Warning: extreme geekery resides here!

During my sophomore year of college, I discovered one of the most effective means of wasting time, modular origami. The basis of my earliest pieces of modular origami was something called the “penultimate” module. I'll leave the explanation to Jim Plank, from whose site I learned of modular origami. The main relevant fact for me was that the most natural and basic penultimate module lent itself to the construction of a dodecahedron out of 30 pieces of colorful notepaper. Although it's corny to say, the dodecahedron holds a special place in my heart among geometric solids. My father used to teach his students to make dodecahedra by cutting out and gluing together 12 regular pentagons. I made a lot of those when I was a kid, but I always yearned for a more satisfying construction technique, preferably without the inconvenience of glue that can dry before all of the parts are aligned. The penultimate module did the trick, and variants of it can be used to produce a huge variety of forms, some of which are shown in the pictures below. In fact, everything currently shown except for the gift box is based on a variant of the penultimate module.

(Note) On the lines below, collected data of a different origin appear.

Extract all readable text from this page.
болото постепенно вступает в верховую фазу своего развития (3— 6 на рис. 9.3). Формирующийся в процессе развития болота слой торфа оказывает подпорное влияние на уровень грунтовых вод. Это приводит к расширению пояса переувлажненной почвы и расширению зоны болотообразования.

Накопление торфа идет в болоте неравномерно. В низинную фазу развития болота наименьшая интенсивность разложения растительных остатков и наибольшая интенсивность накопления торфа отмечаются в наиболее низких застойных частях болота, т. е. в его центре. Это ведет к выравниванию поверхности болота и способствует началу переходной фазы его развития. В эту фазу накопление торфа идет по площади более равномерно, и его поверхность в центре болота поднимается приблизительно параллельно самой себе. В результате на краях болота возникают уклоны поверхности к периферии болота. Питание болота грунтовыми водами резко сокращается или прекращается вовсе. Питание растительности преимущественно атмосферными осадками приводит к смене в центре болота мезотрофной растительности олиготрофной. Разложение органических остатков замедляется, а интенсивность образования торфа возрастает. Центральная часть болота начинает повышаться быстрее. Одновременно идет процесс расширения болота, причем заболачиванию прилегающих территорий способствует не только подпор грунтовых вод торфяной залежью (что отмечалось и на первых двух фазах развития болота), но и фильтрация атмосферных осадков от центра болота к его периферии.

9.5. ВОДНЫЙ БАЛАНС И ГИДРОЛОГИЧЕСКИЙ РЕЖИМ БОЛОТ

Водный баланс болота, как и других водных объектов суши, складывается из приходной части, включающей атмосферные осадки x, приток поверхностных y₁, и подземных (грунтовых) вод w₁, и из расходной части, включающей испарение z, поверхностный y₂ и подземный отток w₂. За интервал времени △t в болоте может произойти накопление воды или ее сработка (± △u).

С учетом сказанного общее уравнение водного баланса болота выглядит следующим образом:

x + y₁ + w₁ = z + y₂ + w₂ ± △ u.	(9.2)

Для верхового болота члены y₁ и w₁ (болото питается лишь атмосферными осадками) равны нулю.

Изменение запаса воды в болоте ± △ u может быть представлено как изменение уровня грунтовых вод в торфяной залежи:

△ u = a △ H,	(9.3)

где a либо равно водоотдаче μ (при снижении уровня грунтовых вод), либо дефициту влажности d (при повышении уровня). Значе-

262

Somewhat more recently, I played around a bit with more traditional origami, specializing for a time on the Kawasaki Rose (the blue image in the upper right corner of all of my pages is a manipulated image of one of these). I've been meaning to put up some new images, but that will have to wait until I have some more free time.


Bucky ball

Three rectangular prisms

Stella octangula

Compound of five tetrahedrons

Dodecahedron

Icosahedron

Gift box

Copyright © 1997-2008 Matt Holland.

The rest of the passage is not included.